おおまかな実装の方針としては、以前実装したopenai.elやdeepl.elと同じような実装にする。箇条書きにすると以下のようになる。

  • make-processでcurlを起動してAPIにリクエストを送信する。
  • レスポンスは Server Sent Events で受け取り、解析可能な範囲から解析していく。
  • 解析した文字列は、解析済みテキスト保持用のQueue変数に詰める。
  • 解析済みテキスト保持用のQueue変数からタイマー処理で解析済みテキストを取り出し、出力用バッファに挿入する。

データやコンポーネント、関数などごちゃまぜの概念の構成図を書いた。概ねこのようなイメージになる。

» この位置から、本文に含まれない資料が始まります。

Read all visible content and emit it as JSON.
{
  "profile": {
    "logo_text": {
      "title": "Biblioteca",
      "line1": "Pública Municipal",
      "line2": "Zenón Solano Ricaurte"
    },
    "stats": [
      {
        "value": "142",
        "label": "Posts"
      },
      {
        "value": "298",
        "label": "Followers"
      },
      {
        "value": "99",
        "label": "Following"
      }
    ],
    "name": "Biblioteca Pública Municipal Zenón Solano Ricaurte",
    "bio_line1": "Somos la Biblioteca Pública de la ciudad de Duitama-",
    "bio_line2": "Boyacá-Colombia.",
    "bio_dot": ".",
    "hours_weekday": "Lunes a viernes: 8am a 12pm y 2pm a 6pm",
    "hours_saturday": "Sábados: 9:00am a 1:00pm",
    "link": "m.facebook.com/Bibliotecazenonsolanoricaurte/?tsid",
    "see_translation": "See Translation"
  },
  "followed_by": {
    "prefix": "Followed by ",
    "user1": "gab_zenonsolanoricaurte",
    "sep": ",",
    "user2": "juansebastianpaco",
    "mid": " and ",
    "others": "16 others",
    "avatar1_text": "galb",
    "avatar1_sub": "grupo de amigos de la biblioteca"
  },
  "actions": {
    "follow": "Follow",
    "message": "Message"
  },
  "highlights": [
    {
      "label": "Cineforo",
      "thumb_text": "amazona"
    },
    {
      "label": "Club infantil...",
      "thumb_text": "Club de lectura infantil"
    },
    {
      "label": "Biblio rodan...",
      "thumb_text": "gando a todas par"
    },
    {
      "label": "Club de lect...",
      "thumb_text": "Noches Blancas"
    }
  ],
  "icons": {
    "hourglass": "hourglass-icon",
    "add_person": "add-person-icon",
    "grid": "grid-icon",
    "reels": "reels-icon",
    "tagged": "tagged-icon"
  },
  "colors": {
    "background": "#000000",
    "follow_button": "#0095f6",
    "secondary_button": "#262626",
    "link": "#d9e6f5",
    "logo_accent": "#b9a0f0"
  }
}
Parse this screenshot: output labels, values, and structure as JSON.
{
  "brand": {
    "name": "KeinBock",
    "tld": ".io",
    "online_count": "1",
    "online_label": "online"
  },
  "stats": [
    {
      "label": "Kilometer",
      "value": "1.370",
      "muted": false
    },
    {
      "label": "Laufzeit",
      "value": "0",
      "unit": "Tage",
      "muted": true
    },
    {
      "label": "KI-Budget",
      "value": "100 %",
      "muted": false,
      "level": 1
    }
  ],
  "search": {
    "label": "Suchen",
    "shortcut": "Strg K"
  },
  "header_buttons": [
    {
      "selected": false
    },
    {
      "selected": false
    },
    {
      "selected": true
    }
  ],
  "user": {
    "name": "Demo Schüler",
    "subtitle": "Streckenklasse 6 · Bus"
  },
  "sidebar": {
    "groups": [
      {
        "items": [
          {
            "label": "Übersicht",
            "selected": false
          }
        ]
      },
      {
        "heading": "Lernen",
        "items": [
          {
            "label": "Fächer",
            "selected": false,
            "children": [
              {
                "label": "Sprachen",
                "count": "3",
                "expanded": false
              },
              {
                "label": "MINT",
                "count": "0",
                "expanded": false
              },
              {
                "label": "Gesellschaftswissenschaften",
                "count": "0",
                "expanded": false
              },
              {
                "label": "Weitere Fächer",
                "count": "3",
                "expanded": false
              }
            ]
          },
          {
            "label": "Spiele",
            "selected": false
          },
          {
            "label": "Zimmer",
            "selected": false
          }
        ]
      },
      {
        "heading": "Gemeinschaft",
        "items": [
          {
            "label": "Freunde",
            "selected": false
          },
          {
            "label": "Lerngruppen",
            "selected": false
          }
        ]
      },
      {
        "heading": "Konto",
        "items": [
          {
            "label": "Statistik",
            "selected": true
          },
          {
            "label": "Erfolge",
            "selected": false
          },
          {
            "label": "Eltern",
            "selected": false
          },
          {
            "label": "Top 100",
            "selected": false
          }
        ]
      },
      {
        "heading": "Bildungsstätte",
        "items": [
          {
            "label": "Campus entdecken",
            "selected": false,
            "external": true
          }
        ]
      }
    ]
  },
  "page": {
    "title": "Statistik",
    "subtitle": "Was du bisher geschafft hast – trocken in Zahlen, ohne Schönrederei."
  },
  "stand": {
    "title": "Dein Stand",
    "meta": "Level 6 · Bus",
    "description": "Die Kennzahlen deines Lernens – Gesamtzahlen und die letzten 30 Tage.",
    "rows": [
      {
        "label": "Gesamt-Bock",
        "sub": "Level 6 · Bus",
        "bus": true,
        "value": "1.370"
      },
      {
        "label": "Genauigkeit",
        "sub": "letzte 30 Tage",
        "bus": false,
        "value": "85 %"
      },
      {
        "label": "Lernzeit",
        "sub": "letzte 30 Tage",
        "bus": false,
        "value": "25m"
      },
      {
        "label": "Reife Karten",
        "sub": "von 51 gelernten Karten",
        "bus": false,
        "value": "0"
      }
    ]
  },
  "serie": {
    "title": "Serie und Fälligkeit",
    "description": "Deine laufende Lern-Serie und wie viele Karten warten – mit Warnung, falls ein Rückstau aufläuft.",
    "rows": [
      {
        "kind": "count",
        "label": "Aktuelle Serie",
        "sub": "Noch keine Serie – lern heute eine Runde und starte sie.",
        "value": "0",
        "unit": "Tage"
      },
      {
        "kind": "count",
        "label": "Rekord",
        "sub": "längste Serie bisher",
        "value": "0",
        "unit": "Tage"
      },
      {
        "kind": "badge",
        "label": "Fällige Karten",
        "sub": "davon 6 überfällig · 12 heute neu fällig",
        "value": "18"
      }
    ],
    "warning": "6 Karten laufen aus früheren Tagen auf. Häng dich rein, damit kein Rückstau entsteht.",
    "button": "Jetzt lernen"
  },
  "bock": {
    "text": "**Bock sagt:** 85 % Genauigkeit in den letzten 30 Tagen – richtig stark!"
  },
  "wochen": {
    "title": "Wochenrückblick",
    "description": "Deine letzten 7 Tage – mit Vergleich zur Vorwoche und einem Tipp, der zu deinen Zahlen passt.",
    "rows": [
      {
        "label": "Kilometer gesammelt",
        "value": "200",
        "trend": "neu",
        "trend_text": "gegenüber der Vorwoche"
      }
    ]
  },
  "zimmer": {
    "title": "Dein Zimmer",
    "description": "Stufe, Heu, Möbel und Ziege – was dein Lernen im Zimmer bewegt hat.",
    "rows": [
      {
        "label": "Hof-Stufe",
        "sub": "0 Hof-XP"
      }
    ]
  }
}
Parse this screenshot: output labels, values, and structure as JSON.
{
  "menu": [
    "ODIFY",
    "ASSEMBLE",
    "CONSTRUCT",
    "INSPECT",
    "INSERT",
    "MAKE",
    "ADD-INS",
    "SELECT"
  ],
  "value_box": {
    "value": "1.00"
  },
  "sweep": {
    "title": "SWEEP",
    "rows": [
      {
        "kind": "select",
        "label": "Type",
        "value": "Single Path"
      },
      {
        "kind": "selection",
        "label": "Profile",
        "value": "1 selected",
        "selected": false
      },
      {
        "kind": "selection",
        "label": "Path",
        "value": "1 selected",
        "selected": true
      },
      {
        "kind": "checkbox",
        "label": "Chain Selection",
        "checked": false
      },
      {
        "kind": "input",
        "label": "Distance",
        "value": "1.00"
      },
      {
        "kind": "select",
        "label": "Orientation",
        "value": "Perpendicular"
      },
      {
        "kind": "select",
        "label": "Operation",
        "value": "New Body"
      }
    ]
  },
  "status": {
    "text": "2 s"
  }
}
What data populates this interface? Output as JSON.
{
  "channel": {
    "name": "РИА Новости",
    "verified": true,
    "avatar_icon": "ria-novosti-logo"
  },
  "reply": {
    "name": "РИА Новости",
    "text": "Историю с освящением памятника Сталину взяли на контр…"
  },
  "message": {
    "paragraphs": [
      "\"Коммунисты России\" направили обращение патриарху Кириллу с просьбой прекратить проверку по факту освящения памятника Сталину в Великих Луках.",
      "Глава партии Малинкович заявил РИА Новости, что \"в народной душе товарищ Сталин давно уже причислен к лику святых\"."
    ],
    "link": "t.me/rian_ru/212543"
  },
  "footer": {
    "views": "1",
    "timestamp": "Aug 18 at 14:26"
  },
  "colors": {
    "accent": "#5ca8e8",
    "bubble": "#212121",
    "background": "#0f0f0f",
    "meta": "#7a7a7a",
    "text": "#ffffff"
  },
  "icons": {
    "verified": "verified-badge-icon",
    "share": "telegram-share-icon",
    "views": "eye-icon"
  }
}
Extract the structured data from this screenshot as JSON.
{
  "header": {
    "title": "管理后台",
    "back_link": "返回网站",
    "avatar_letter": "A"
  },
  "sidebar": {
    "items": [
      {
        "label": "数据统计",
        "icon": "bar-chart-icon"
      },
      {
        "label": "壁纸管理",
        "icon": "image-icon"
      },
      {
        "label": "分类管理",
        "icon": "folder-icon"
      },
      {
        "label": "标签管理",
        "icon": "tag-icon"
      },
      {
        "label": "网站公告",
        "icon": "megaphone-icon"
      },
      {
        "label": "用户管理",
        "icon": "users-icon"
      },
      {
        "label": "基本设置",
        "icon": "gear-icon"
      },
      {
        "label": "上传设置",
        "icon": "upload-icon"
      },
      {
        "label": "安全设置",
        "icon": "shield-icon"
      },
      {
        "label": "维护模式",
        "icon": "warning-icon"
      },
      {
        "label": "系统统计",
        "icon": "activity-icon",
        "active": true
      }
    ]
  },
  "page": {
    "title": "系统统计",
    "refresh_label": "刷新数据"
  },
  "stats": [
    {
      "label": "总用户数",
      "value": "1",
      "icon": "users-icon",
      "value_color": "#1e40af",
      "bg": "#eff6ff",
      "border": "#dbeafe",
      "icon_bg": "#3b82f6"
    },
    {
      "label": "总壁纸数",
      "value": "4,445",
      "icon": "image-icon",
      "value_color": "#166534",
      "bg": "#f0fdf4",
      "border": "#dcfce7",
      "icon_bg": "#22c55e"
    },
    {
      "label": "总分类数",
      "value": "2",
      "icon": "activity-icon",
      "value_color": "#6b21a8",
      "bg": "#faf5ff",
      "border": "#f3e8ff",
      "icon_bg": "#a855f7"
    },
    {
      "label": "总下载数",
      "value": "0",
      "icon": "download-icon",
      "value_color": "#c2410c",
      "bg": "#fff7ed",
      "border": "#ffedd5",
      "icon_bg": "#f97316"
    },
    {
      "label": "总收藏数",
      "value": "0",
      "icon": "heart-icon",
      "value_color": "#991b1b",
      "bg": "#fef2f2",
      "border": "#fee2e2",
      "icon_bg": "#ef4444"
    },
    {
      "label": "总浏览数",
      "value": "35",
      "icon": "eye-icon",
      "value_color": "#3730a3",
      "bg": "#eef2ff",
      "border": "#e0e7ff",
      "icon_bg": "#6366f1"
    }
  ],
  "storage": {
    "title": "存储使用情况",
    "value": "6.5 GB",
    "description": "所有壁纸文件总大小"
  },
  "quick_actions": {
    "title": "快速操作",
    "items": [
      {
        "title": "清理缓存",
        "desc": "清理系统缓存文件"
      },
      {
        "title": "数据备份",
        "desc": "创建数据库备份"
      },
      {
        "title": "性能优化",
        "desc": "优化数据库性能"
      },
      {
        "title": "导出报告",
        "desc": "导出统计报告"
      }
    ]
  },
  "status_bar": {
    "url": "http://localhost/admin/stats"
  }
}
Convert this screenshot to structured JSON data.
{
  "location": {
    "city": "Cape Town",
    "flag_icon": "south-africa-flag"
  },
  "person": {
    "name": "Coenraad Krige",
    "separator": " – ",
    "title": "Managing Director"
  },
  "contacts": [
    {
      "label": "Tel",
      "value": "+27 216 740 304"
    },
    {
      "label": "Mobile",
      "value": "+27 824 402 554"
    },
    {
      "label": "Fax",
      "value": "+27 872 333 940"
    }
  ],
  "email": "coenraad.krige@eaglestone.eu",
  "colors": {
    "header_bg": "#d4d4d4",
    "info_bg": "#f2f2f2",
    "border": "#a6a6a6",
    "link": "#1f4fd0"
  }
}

+-------------------------+   +-------------------------+
|                         |   |                         |
| read-string-from-buffer |   | api key                 |
|                         |   |                         |
+----------+--------------+   +----------+--------------+
           |                             |
           +-----------------------------+
           |
           v
+----------+------+
|                 |
| curl config     |
|                 |
+----------+------+
           |
           |         +-----------------+             +-----------------+
           |         |                 |             |                 |
           --------->+ curl process    |             | Gemini API      |
                     |                 | HTTPs POST  |                 |
                     |                 +------------>+                 |
                     |                 |             |                 |
                     |                 | Server Sent |                 |
                     |                 | Event       |                 |
   +-----------------+                 +<------------+                 |
   |                 |                 |             |                 |
   |                 |                 | Server Sent |                 |
   |                 |                 | Event       |                 |
   |  +--------------+                 +<------------+                 |
   |  |              |                 |             |                 |
   |  |              |                 | Server Sent |                 |
   |  |              |                 | Event       |                 |
   |  |  |-----------+                 +<------------+                 |
   |  |  |           |                 |             |                 |
   |  |  |           |                 |             |                 |
   |  |  |           |                 |             |                 |
   |  |  |           +-------+---------+             +-----------------+
   |  |  |                   |
   |  |  |                   |
   v  v  v                   |          push
+--+--+--+------+    +-------+---------+    +-----------------+
|               |    |                 |    |                 |
| Process       |    | Process         |    | Message Queue   |
|  Buffer       +--->+  Filter         |--->+                 |
|               |    |                 |    |                 |
|               |    |                 |    |                 |
+---------------+    +-------+---------+    +-------+---------+
                             |                      | pop
                             |          kick        v
                     +-------+---------+    +-------+---------+
                     |                 |    |                 |
                     | Process         |    | Timer           |
                     |  Sentinel       +--->+                 |
                     |                 |    |                 |
                     +-----------------+    +-------+---------+
                                                    |
                                                    v
                                            +-------+---------+
                                            |                 |
                                            | Result Buffer   |
                                            |                 |
                                            +-----------------+

実装

google-gemini.el

名前被り

実は世の中にはGoogleではない、全く別のGeminiがある。しかも、少なくとも2つ(Emacs関連のプロジェクトと、暗号通貨関連のサービス)はある。名前被りはある程度は仕方がないんだけれど、一般的な名詞をプロジェクトに付けるのは、正直避けた方がいい。Babelとかも同じ事が言える。本当にどれの事について言っているのか分からなくなる。

まとめ

この記事では、EmacsからGoogle Geminiを利用するための2つのアプローチをそれぞれの実装と課題解決の過程を記録した。

Gemini CLIは、Emacsと`vterm`を経由して利用した。TUIの制御コードや入力メソッドとの衝突といった、Emacsと外部ターミナルアプリケーションとの間で発生する問題に対処するため、ミニバッファを介してコマンドを送信するという小さなヘルパー関数がを実装した。

APIを直接利用する方法では、初期実装の手間はかかるものの、依存関係を最小限に抑え、API仕様への深い理解を深められた。`curl`を非同期プロセスとして呼び出し、その結果をEmacs内で捌くアーキテクチャは、他のWeb APIを扱う際にも応用可能で汎用性が高い。使いにくさもあったけど。

どちらのアプローチが優れているというわけではないし、用途や思想に応じて最適な手段は異なる。適宜、状況を鑑み選んでいけばいい。